Marina Manda Lembranças P rometi falar de Beijing, o que me permite passar batida sobre a atual situação do país! Nem sabíamos que ir...

Marina Manda Lembranças
Nem sabíamos que iríamos. A informação nos foi dada por telefone quando ainda estávamos no Galeão, esperando a hora do embarque para Xangai. E, finda a Feira do Livro Infantil, lá fomos nós.
Duas cidades muito diferentes. Em Xangai, manso outono, folhas de ginko nas calçadas. Em Beijing, inverno, 8º negativos, neve caindo no primeiro dia. Xangai é uma cidade leve, que se exibe, uma top model sempre na passarela, um conjunto que só fala de si mesmo. Beijing é uma cidade a serviço do poder, emblemática, que carrega a responsabilidade do país e fala, a um só tempo, do passado glorioso e das pretensões do futuro.
Eu já a conhecia. E não a conhecia. Havia estado lá há mais de 20 anos, justamente na semana em que se inaugurava o primeiro edifício moderno, no momento em que a China estendia a musculatura para dar o seu pulo de gato. Havia enxames de bicicletas nas ruas, produto nenhum nas lojas, tristeza cinzenta nos mastodontes arquitetônicos do regime. Só a Cidade Proibida brilhava com suas telhas amarelas, suas colunas, sua riqueza imperial.
Agora as avenidas continuam largas como o Yang–Tsé, porém ladeadas de canteiros de flores — rosas amarelas nos olhavam cobertas de neve — , as bicicletas todas foram substituídas por motos e carros, prédios de arquitetura delirante acenam por trás das imponentes construções governamentais, e as lojas de shoppings luxuosos transbordam produtos das marcas mais caras do planeta. A Cidade Proibida continua brilhando com suas exclusivas telhas de louça amarela, mas uma multidão de turistas serpenteia por seus jardins e ruelas milenares, e uma loja de produtos e cópias os acolhe como em qualquer grande museu ocidental.
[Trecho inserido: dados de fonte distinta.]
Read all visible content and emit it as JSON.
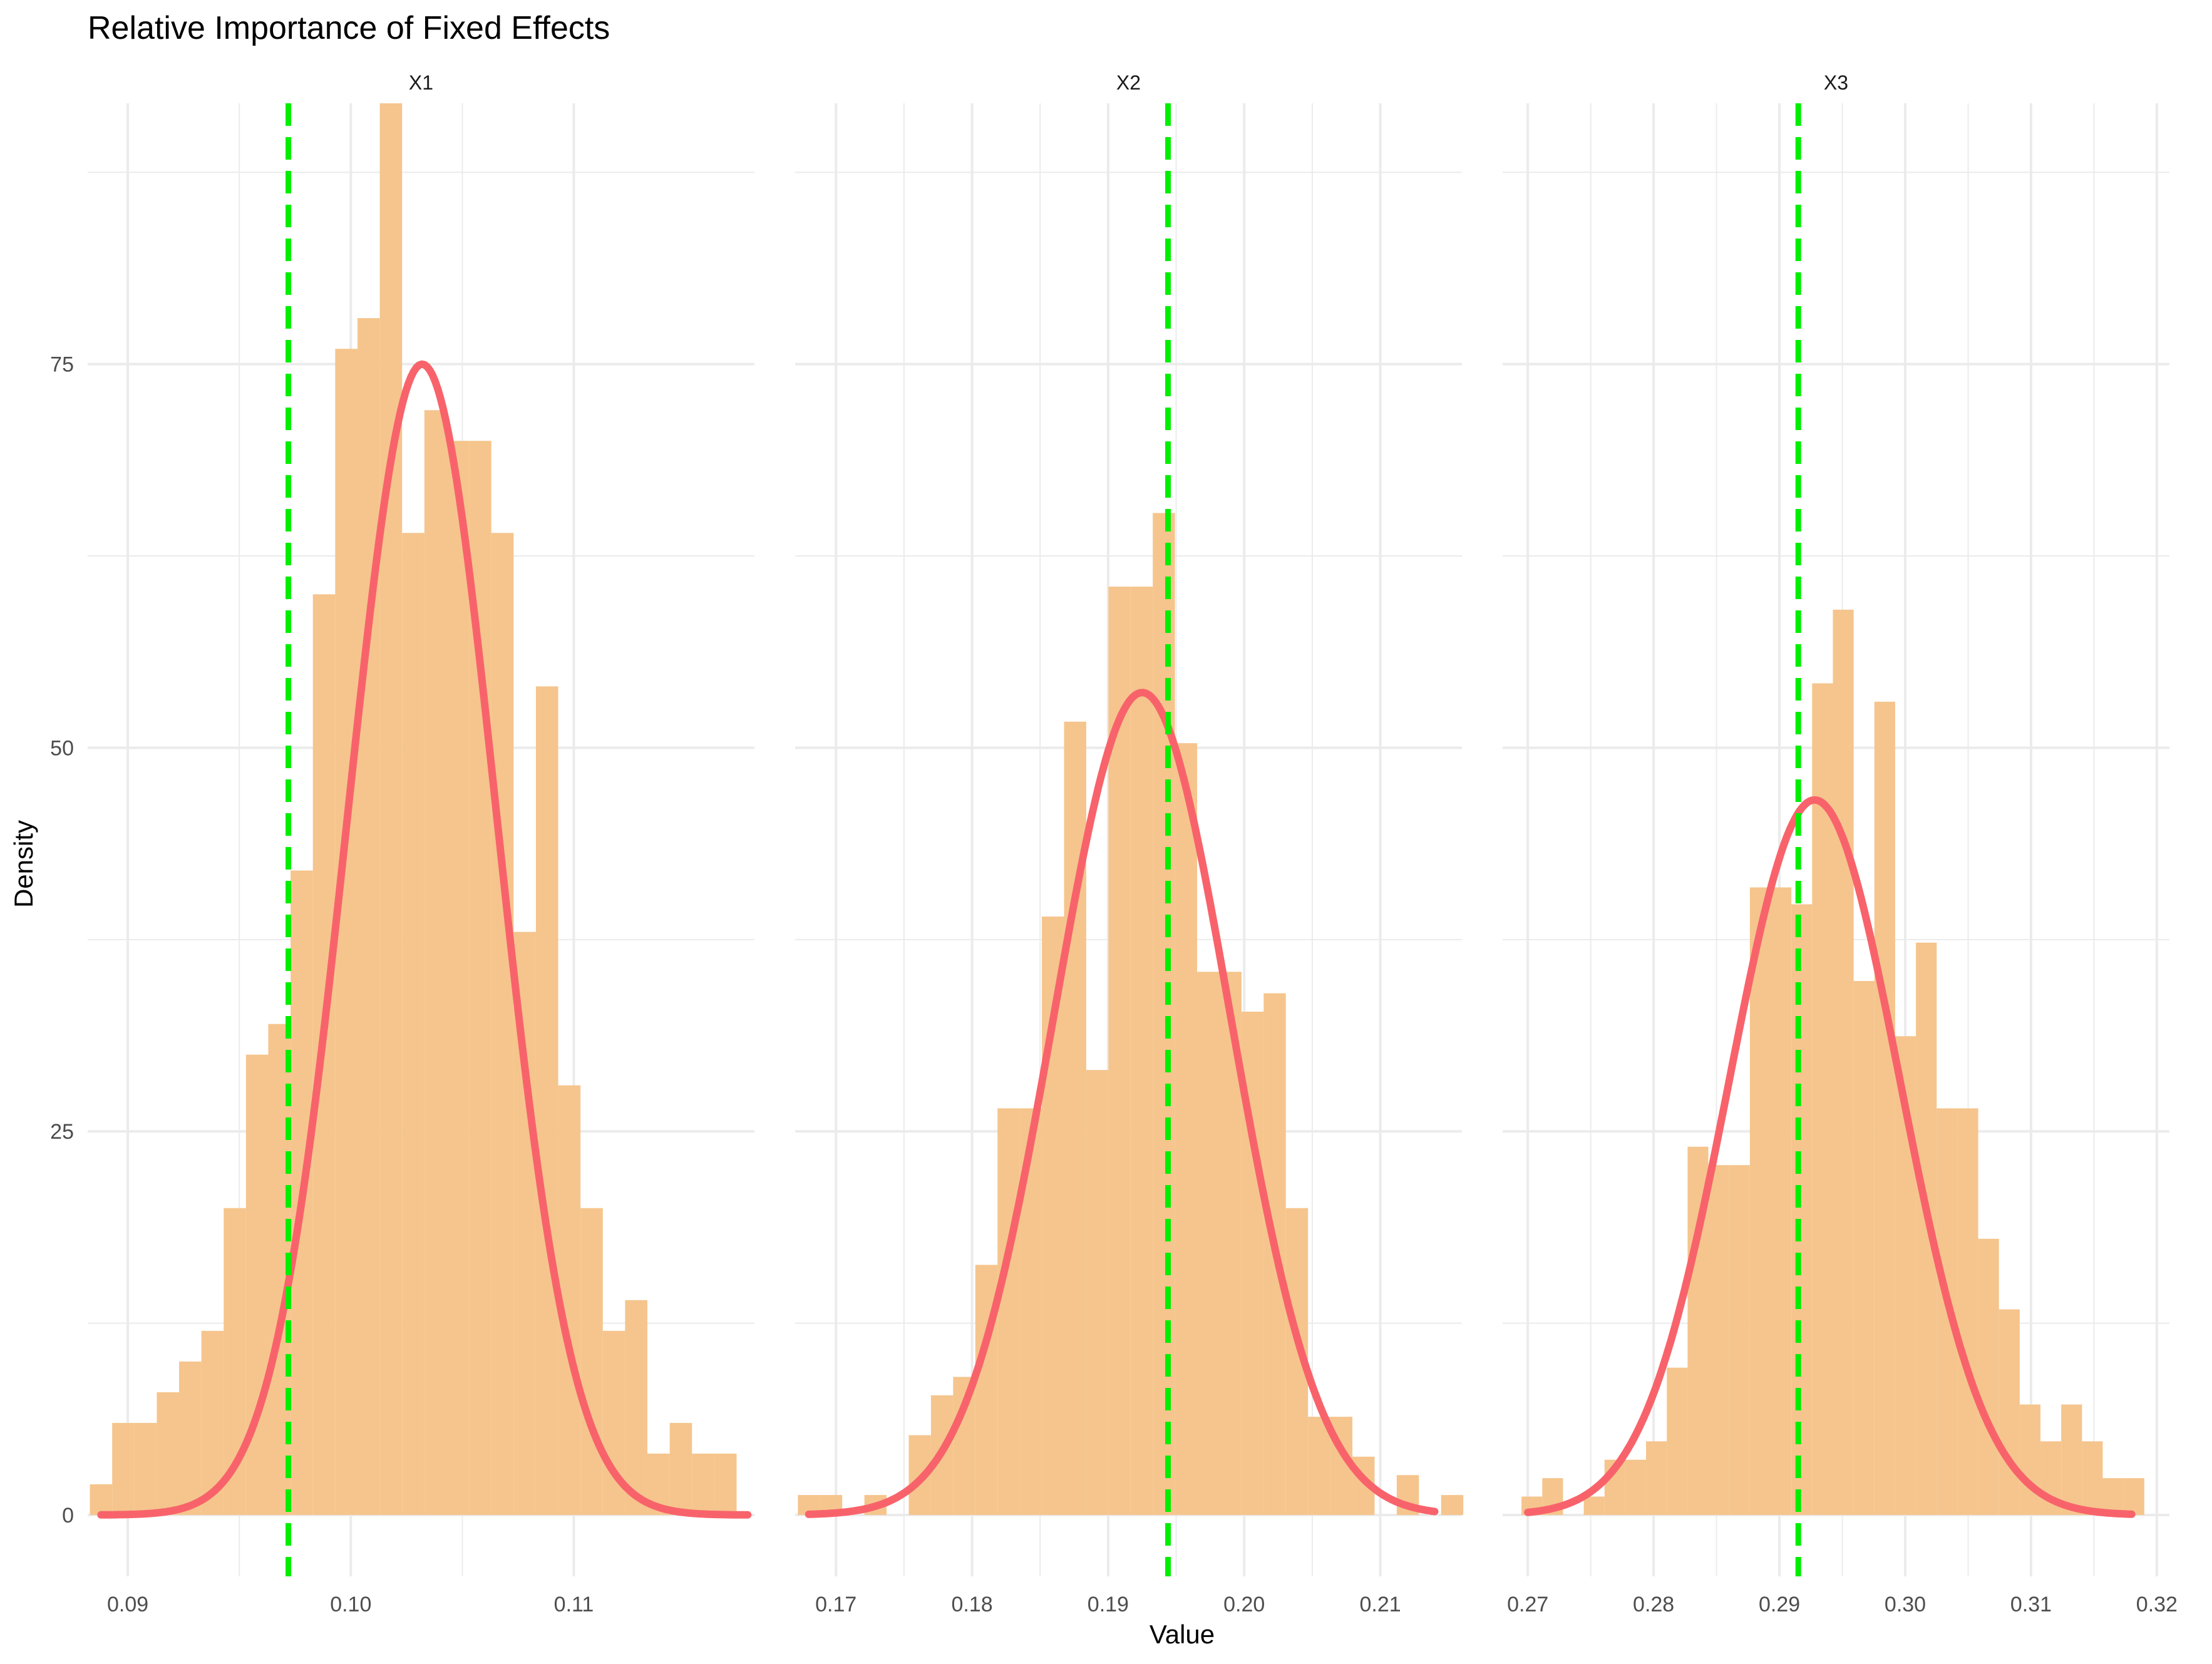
{
  "chart_data": {
    "type": "histogram",
    "title": "Relative Importance of Fixed Effects",
    "xlabel": "Value",
    "ylabel": "Density",
    "ylim": [
      -4,
      92
    ],
    "y_ticks": [
      0,
      25,
      50,
      75
    ],
    "grid": true,
    "colors": {
      "bars": "#f5c58d",
      "density": "#f8636b",
      "vline": "#00ee00",
      "grid": "#ebebeb"
    },
    "panels": [
      {
        "label": "X1",
        "xlim": [
          0.0882,
          0.1181
        ],
        "x_ticks": [
          0.09,
          0.1,
          0.11
        ],
        "x_tick_labels": [
          "0.09",
          "0.10",
          "0.11"
        ],
        "bin_start": 0.0883,
        "bin_width": 0.001,
        "values": [
          2,
          6,
          6,
          8,
          10,
          12,
          20,
          30,
          32,
          42,
          60,
          76,
          78,
          92,
          64,
          72,
          70,
          70,
          64,
          38,
          54,
          28,
          20,
          12,
          14,
          4,
          6,
          4,
          4
        ],
        "vline": 0.0972,
        "density": {
          "type": "normal",
          "mean": 0.1032,
          "peak": 75,
          "sd": 0.00335,
          "x_range": [
            0.0888,
            0.1178
          ]
        }
      },
      {
        "label": "X2",
        "xlim": [
          0.167,
          0.216
        ],
        "x_ticks": [
          0.17,
          0.18,
          0.19,
          0.2,
          0.21
        ],
        "x_tick_labels": [
          "0.17",
          "0.18",
          "0.19",
          "0.20",
          "0.21"
        ],
        "bin_start": 0.1672,
        "bin_width": 0.00163,
        "values": [
          1.3,
          1.3,
          0,
          1.3,
          0,
          5.2,
          7.8,
          9,
          16.3,
          26.5,
          26.5,
          39,
          51.7,
          29,
          60.5,
          60.5,
          65.3,
          50.3,
          35.4,
          35.4,
          32.8,
          34,
          20,
          6.4,
          6.4,
          3.8,
          0,
          2.6,
          0,
          1.3
        ],
        "vline": 0.1944,
        "density": {
          "type": "normal",
          "mean": 0.1925,
          "peak": 53.6,
          "sd": 0.0065,
          "x_range": [
            0.168,
            0.214
          ]
        }
      },
      {
        "label": "X3",
        "xlim": [
          0.268,
          0.321
        ],
        "x_ticks": [
          0.27,
          0.28,
          0.29,
          0.3,
          0.31,
          0.32
        ],
        "x_tick_labels": [
          "0.27",
          "0.28",
          "0.29",
          "0.30",
          "0.31",
          "0.32"
        ],
        "bin_start": 0.2695,
        "bin_width": 0.00165,
        "values": [
          1.2,
          2.4,
          0,
          1.2,
          3.6,
          3.6,
          4.8,
          9.6,
          24,
          22.8,
          22.8,
          40.9,
          40.9,
          39.8,
          54.2,
          59,
          34.8,
          53,
          31.2,
          37.3,
          26.5,
          26.5,
          18,
          13.4,
          7.2,
          4.8,
          7.2,
          4.8,
          2.4,
          2.4
        ],
        "vline": 0.2915,
        "density": {
          "type": "normal",
          "mean": 0.2928,
          "peak": 46.6,
          "sd": 0.0068,
          "x_range": [
            0.27,
            0.318
          ]
        }
      }
    ]
  }
}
Ao chegar, em fim de tarde, havíamos sido avisados por nossas gentilíssimas recepcionistas, que na manhã seguinte nos levariam a um shopping barato para comprar agasalhos dignos daquele frio – escritores e ilustradores não costumam ter posses para um ataque emergencial às grandes marcas. E assim foi feito. Apesar disso, ao atravessar mais tarde a Praça da Paz Celestial, nada do que havíamos comprado parecia reter o vento gelado que vinha diretamente da Mongólia ou da Sibéria ou do Pólo. Como todos os turistas ao nosso redor, compramos de uma ambulante, por preço vil, aqueles sábios chapéus de falso pelo, falsas orelhas, e uma estrela vermelha — agora quase falsa — pespegada na frente.
O convite havia sido feito pela CCPPG, a maior editora da China. Tivemos um encontro profissional na sede da editora, com o staff editorial e o pessoal de marketing. Muito objetivo tudo, e eles visivelmente interessados, examinando nossos livros, analisando possibilidades. Eu descobriria pouco depois que "interesse" é o combustível que move os chineses atualmente. Estão interessados em tudo o que não conhecem, em tudo o que é novo e atual. Depois de tanto fechamento, voltam-se para o mundo dispostos a queimar etapas, e absorver.
Isso ficou mais evidente quando descemos à livraria da editora. Um andar inteiro, só para a parte infantil. Estavam ali livros do mundo inteiro, desde os clássicos, como A Ilha do Tesouro ou o Pequeno Príncipe, até os modernos mais recentes. Tudo editado em chinês, bem ilustrado, de capa dura. E mais os autores chineses, como a série "Dingding-Dangdang", de Cao Wenxuan, vencedor do último prêmio Andersen.
As crianças daquele país, que vimos no jardim de infância, já estão recebendo as vozes do mundo inteiro.